Donald Trump lässt sich nicht beirren: Obwohl der saudische Kronprinz möglicherweise selbst in die Khashoggi-Affäre verwickelt ist, hält der Präsident eisern an ihm fest. Ihm geht es um Geschäfte.

US-Präsident Donald Trump hält rigoros zur saudischen Führung - trotz deren möglicher Mitwisserschaft bei der Ermordung des Journalisten Jamal Khashoggi. Er werde nicht die Wirtschaft der USA zerstören durch einen törichten Umgang mit Saudi-Arabien, sagte Trump am in Washington. Zugleich betonte er, keinerlei persönliche finanzielle Interessen mit Blick auf das Land zu haben. Es gehe ihm allein darum, das Beste für Amerika zu tun - und Saudi-Arabien sei für die USA ein extrem wichtiger Partner.

Khashoggi war am 2. Oktober in das saudische Konsulat in Istanbul gegangen, um Papiere für seine geplante Hochzeit abzuholen - und kam nie wieder heraus. Saudi-Arabien räumte erst nach massivem internationalen Druck ein, dass der Regierungskritiker dort getötet wurde. Das saudische Königshaus beteuerte aber, nichts von alldem gewusst zu haben. Im Fokus steht dabei vor allem Kronprinz Mohammed bin Salman, kurz "MbS" - der starke Mann des Landes.

Donald Trump hält auch wegen der Rüstungsaufträge an Prinz Salman fest

Die "Washington Post" berichtete unter Berufung auf mehrere Quellen, der US-Auslandsgeheimdienst CIA sehe Mohammed bin Salman als Drahtzieher hinter dem gewaltsamen Tod Khashoggis. Das US-Außenministerium betont bislang, es gebe noch keine abschließende Bewertung zu dieser Frage. Mit Spannung wurde erwartet, wie sich Trump positionieren würde. Er hatte einen "umfassenden Bericht" zu der Ermordung Khashoggis angekündigt, der bis zu diesem Dienstag vorliegen sollte. Stattdessen veröffentlichte Trump am Dienstag eine schriftliche Erklärung.
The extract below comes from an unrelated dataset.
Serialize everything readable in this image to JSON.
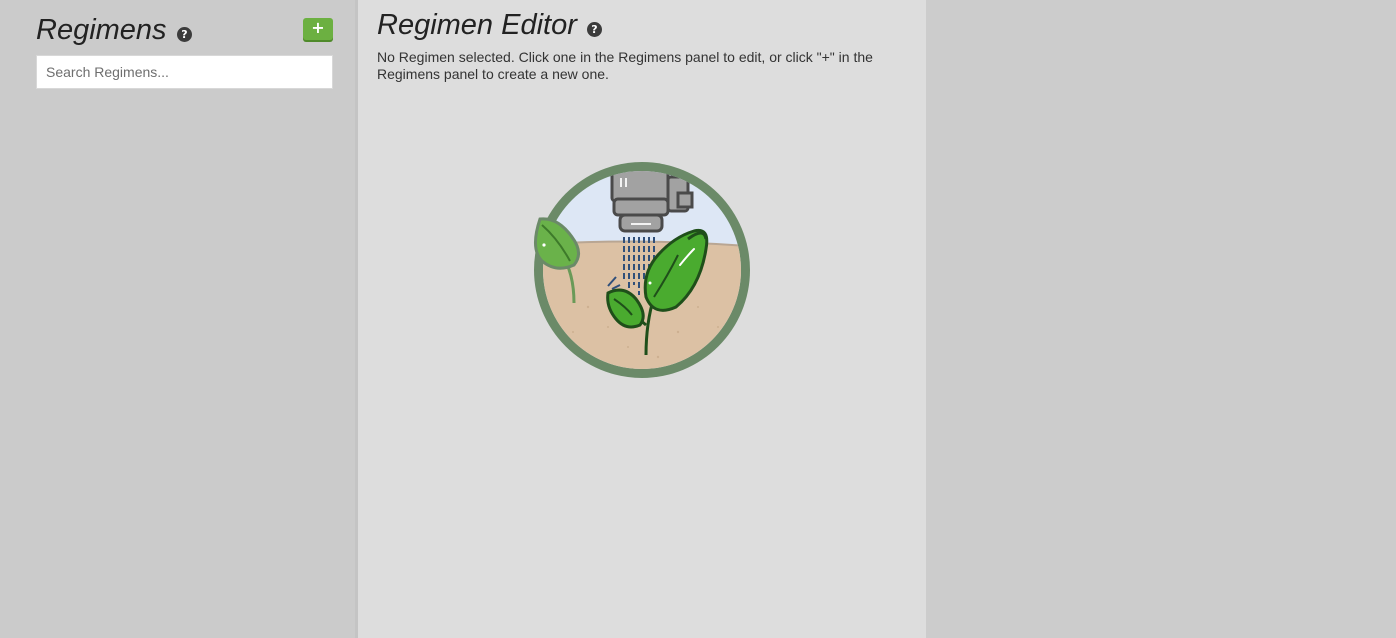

"Es ist sehr gut möglich, dass der Kronprinz Kenntnis von diesem tragischen Ereignis hatte", erklärte Trump. "Vielleicht hatte er dies und vielleicht auch nicht!" Womöglich würden "all die Fakten" zu Khashoggis Tod nie bekannt. Der US-Präsident verwies zugleich abermals darauf, dass sowohl der Thronfolger als auch König Salman "energisch jede Kenntnis von der Planung und Ausführung des Mordes" verneinten.

Saudi-Arabien sei ein "großartiger Partner in unserem sehr wichtigen Kampf gegen den Iran", erklärte Trump. Er hob auch hervor, dass durch von Riad zugesagte Investitionen - darunter 110 Milliarden Dollar (97 Milliarden Euro) an Rüstungsaufträgen - "hunderttausende" Arbeitsplätze in den USA geschaffen würden.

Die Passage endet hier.